Nassir gli presentò così la prima versione degli scacchi e il marhaja ne rimase estremamente colpito. Decise di premiare l’inventore il quale rispose con una richiesta particolare. Essendo la tavola degli sacchi composta da 64 caselle, egli chiese un chicco di riso per la prima casella, due per la seconda, quattro per la terza e così via. Inizialmente il marhaja era stupito dalla modestia della ricompensa ma quando capì che in realtà la quantità di riso richiesta era pressoché infinita, fece giustiziare Nassir.

Dall’India il gioco degli scacchi è poi arrivato fino in Occidente intorno all’anno 1000 d.C., dove ha riscosso tantissimo successo non solo come gioco ma anche come stimolo per la creatività degli artigiani che cominciarono a creare tavole e pezzi meravigliosi, come gli scacchi di Lewis, risalenti al XII secolo, così originali da essere ripresi anche nel film di “Harry Potter e la pietra filosofale”.

Gli scacchi, che dal 1927 sono considerati un vero e proprio sport, con un regolamento e Olimpiadi tenute ogni due anni, hanno conquistato da subito le menti di chiunque vi si approcciasse grazie soprattutto ai benefici che procurano ai giocatori assidui, in particolar modo se bambini. Ciò non esclude che praticare questo sport da adulti o anziani non apporti dei miglioramenti. Diversi sono gli studi condotti che spesso riconoscono benefici sotto diversi punti di vista. Oltre a stimolare la logica, sembra che gli scacchi aiutino a rafforzare la memoria. Un confronto tra giocatori principianti ed esperti dimostra che, mentre i primi sfruttano la cosiddetta “codifica della novità” che mette in atto una strategia basata sull’affrontare la partita mossa per mossa, i secondi lavorano sulla memoria per ricordare momenti di partite già giocate per affrontare quella che si sta svolgendo utilizzando quindi mosse efficaci già incontrate.

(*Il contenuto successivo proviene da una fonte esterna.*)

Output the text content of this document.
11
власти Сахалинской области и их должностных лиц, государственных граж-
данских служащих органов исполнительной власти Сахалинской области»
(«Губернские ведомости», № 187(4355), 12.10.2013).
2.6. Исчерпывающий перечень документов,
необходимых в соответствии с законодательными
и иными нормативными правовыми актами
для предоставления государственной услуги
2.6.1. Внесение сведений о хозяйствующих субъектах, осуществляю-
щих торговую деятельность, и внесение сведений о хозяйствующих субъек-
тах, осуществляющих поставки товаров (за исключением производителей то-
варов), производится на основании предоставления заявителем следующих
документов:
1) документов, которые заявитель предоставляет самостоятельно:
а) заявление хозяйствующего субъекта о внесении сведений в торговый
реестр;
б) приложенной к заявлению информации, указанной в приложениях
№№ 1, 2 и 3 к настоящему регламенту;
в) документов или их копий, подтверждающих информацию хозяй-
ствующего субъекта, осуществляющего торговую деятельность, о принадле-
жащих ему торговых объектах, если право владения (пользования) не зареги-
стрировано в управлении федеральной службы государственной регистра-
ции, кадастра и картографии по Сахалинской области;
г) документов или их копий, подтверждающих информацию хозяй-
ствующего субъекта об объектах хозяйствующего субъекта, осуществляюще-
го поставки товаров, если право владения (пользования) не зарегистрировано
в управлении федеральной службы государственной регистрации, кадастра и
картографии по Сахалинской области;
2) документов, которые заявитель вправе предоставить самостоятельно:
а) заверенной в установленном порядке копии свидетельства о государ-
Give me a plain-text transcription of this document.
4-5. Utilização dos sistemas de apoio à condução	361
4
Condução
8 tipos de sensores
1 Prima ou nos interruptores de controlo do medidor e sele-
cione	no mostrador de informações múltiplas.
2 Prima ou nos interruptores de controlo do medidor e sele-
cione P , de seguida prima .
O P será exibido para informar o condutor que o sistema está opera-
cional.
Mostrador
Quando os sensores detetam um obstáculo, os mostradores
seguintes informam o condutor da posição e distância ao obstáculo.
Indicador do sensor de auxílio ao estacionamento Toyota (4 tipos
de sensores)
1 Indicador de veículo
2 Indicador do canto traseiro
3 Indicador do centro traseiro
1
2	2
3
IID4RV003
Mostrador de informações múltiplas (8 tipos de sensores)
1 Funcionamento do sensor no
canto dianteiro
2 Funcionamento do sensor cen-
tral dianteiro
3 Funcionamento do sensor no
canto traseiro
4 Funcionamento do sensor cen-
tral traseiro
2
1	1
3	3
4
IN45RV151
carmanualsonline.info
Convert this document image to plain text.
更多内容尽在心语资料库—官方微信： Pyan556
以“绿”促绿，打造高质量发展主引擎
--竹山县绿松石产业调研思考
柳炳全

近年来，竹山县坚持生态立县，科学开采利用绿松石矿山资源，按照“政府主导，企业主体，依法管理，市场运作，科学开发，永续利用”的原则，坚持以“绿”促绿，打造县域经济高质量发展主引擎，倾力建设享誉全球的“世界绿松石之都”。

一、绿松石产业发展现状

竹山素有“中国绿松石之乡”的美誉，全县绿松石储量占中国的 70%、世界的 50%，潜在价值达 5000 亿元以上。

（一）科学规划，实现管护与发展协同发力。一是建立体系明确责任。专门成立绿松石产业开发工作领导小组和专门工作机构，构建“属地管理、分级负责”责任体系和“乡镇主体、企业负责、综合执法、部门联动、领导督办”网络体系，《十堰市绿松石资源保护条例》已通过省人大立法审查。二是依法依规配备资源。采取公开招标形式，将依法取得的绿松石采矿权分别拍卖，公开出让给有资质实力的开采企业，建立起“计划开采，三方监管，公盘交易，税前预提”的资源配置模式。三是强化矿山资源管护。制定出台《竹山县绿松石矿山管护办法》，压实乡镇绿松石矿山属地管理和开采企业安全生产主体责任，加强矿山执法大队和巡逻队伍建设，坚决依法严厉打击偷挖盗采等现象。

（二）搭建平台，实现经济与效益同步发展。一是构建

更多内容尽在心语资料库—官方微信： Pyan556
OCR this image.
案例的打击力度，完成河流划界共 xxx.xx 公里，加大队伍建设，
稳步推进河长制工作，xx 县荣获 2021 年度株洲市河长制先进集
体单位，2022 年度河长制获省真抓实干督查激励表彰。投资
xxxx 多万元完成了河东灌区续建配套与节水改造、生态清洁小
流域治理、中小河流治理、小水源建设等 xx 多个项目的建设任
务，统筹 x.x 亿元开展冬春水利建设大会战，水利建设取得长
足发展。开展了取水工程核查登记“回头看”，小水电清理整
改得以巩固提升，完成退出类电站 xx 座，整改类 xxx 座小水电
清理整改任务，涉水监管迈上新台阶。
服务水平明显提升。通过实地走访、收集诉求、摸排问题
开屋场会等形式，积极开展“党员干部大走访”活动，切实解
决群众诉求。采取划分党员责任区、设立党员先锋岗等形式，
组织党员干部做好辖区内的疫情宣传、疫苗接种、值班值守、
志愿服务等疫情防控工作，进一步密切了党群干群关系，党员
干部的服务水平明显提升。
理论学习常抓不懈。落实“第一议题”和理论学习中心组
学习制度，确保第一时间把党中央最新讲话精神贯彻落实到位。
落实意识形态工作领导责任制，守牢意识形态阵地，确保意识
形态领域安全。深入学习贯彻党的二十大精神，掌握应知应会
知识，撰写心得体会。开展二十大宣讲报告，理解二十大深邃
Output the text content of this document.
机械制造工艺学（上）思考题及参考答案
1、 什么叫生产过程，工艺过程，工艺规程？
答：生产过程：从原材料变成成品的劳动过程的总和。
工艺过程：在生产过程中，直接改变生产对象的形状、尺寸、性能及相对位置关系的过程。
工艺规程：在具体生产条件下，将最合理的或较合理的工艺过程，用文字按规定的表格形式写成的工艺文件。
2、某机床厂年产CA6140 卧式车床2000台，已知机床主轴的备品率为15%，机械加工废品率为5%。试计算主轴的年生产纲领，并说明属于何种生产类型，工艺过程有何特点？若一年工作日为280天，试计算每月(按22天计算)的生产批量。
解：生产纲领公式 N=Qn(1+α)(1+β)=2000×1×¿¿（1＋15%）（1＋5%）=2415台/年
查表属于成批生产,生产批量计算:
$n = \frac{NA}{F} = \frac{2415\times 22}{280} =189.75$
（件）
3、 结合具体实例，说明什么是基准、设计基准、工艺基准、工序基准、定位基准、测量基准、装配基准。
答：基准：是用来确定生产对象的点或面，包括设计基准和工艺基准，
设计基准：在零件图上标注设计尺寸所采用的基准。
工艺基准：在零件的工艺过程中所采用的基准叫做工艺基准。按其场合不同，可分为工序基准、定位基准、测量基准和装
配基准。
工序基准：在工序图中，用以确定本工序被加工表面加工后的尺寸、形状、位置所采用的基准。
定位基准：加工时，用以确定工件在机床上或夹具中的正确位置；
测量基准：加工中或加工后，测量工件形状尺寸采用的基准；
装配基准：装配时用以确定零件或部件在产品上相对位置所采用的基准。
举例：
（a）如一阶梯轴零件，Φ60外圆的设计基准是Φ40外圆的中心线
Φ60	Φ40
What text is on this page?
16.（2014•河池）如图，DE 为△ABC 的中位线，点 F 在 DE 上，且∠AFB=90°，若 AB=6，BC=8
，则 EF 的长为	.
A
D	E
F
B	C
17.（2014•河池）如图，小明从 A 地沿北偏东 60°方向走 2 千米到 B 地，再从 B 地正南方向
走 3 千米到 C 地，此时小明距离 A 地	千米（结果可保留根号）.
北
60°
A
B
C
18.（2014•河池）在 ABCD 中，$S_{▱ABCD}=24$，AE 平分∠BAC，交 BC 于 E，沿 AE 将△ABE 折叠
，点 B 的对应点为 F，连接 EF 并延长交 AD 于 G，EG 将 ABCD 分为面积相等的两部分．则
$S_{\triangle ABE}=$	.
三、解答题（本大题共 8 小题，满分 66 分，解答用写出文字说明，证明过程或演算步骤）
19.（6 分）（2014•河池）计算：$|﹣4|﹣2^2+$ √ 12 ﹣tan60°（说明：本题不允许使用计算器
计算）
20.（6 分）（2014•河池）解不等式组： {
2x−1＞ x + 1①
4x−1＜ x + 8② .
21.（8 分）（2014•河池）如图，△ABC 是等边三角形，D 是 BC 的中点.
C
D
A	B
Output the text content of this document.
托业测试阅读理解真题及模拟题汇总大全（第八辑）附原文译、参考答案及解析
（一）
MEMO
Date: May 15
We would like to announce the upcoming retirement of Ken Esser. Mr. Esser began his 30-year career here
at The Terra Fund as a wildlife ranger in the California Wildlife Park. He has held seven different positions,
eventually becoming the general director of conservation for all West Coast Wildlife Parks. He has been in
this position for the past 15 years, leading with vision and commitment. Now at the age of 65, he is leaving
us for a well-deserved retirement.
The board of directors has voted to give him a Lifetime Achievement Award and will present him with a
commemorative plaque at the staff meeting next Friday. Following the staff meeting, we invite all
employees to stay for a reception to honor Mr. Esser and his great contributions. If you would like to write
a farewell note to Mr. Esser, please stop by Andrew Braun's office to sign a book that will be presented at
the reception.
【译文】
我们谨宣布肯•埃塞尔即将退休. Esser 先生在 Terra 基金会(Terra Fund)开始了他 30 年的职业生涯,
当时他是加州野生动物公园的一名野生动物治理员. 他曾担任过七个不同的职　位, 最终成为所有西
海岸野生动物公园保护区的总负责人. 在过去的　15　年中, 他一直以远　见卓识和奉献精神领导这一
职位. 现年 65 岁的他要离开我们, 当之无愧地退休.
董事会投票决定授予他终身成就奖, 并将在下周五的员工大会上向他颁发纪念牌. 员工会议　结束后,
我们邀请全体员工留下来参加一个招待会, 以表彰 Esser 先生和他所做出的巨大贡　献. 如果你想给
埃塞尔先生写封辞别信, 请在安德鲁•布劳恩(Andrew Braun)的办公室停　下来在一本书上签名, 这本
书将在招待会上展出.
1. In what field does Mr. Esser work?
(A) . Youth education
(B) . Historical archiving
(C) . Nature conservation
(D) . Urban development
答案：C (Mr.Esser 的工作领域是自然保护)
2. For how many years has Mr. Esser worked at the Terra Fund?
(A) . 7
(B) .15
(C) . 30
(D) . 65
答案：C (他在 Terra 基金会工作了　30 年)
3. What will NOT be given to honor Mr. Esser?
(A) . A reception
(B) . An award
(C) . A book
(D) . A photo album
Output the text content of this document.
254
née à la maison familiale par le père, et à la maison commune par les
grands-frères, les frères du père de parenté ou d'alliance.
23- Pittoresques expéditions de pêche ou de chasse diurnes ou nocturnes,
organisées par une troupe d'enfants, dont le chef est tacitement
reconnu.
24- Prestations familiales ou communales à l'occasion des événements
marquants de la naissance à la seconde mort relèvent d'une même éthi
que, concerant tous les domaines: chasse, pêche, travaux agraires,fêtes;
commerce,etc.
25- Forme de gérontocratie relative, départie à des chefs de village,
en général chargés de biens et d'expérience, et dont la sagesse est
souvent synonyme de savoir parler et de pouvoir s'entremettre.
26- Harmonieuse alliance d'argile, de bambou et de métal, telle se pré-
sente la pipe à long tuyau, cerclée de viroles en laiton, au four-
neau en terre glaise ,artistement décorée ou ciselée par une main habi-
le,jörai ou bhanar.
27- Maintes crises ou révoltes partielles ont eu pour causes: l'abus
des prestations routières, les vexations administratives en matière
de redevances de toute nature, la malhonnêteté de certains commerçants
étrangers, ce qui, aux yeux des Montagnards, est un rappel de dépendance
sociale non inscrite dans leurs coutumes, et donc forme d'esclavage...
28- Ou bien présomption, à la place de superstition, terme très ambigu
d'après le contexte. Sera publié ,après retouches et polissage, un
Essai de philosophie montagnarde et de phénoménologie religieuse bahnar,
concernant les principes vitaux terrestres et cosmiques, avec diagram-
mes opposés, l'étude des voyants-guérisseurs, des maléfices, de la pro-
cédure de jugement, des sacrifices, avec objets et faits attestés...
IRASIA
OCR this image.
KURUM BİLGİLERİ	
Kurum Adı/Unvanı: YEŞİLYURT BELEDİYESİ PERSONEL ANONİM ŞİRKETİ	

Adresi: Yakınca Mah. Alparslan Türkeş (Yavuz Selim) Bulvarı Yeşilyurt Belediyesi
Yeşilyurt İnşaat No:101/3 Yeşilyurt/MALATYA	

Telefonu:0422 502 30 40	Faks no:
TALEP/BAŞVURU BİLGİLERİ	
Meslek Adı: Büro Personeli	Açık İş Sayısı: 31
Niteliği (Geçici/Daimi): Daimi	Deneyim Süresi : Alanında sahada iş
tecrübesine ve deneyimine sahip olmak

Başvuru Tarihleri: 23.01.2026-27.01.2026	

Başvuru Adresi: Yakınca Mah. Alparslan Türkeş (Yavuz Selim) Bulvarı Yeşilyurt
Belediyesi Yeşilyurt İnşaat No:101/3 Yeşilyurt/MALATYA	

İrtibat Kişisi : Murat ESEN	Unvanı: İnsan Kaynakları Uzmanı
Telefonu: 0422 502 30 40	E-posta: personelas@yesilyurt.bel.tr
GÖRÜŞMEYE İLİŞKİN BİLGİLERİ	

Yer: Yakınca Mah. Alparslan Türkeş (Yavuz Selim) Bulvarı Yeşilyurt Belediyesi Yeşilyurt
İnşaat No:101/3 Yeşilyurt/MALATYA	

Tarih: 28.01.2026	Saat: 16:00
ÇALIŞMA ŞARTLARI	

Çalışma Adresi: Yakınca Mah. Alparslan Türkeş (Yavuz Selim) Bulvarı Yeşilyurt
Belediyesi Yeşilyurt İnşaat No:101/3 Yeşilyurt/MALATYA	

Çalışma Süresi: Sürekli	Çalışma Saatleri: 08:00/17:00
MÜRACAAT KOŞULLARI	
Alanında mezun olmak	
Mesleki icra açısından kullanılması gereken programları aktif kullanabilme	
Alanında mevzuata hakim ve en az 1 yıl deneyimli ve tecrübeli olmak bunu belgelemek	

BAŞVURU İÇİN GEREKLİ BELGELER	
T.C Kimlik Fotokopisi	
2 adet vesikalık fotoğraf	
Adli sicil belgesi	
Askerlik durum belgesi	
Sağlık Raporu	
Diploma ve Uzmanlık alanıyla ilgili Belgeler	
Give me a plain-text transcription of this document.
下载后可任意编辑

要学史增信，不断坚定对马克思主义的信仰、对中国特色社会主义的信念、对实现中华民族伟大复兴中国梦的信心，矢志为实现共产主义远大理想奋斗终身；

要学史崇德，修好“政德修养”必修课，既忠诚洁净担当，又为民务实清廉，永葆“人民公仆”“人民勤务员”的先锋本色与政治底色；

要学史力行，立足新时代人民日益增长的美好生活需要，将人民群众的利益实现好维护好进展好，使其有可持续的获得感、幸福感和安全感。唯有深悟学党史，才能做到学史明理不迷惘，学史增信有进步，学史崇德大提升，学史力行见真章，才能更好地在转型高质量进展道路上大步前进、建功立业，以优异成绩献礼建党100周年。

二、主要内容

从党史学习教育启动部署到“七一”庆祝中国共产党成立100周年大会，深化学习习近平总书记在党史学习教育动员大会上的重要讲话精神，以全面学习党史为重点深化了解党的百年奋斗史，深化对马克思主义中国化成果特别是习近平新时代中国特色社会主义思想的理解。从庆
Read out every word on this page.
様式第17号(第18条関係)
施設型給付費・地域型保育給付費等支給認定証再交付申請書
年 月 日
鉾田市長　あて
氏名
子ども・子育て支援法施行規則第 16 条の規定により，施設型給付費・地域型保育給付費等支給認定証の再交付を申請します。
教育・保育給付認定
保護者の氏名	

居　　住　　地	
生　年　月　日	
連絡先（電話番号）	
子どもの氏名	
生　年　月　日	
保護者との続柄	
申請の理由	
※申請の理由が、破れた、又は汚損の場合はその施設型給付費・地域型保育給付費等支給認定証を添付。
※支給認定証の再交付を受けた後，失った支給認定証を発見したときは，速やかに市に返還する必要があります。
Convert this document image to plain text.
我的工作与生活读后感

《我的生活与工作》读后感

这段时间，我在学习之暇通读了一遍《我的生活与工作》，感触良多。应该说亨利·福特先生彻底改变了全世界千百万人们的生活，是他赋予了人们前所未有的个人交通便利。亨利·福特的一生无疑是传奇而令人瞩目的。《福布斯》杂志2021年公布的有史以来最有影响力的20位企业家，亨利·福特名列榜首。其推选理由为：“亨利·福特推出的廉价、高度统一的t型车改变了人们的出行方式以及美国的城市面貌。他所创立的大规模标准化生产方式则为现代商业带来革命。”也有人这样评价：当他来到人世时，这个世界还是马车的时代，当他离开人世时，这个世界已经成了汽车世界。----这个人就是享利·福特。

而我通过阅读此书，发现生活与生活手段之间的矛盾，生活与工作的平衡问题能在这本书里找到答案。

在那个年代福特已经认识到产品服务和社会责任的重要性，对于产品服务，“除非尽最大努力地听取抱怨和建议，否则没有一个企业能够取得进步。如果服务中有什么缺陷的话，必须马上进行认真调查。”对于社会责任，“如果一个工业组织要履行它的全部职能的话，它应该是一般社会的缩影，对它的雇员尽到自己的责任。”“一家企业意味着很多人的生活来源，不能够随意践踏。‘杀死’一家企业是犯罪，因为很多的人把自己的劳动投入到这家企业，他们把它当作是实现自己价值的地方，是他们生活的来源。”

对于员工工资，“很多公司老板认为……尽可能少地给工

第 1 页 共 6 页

La memoria non è l’unica a migliorare. Molti vantaggi sono stati riscontrati anche nella concentrazione. Le partite di scacchi possono essere molto lunghe e l’attenzione richiesta deve essere continua poiché un minimo errore può ribaltare la situazione portando l’avversario anche alla vittoria. Ovviamente sono legate anche competenze che riguardano la pazienza poiché tanti fattori durante una partita possono mettere a dura prova i giocatori che devono infatti lavorare sul proprio autocontrollo per gestire al meglio la situazione senza lasciarsi distrarre dal nervosismo.

Molto importante è anche la creatività. Gli scacchi non sono solo ragionamento e organizzazione ma per portare avanti lo scontro bisogna ingegnarsi e stupire l’avversario così da coglierlo di sorpresa e aumentare le possibilità di vittoria.

Nonostante il suo essere antico, non è stato difficile pensare gli scacchi nello schermo. Moltissime sono infatti oggi le app per smartphone, tablet e pc che lo vedono come protagonista. Il gioco diventa così accessibile a chiunque che, con voglia di imparare e una bella dose di pazienza, potrà migliorarsi e mettersi alla prova, in qualunque posto e momento.

Questa attività, è ormai noto, giova tantissimo alla nostra mente. Ed è davvero stupefacente notare i miglioramenti nelle nostre capacità cognitive. Come per molte altre attività, gli scacchi sono davvero utili per i bambini che apprendono con maggior facilità non solo a giocare ma a migliorare delle competenze utili in diversi aspetti della vita: scolastica, lavorativa, ma anche relazionale. Per affrontare una partita infatti devono sfruttare tutte le proprie capacità, per questo anche l’autostima, elemento fondamentale nella vita, ne risente positivamente.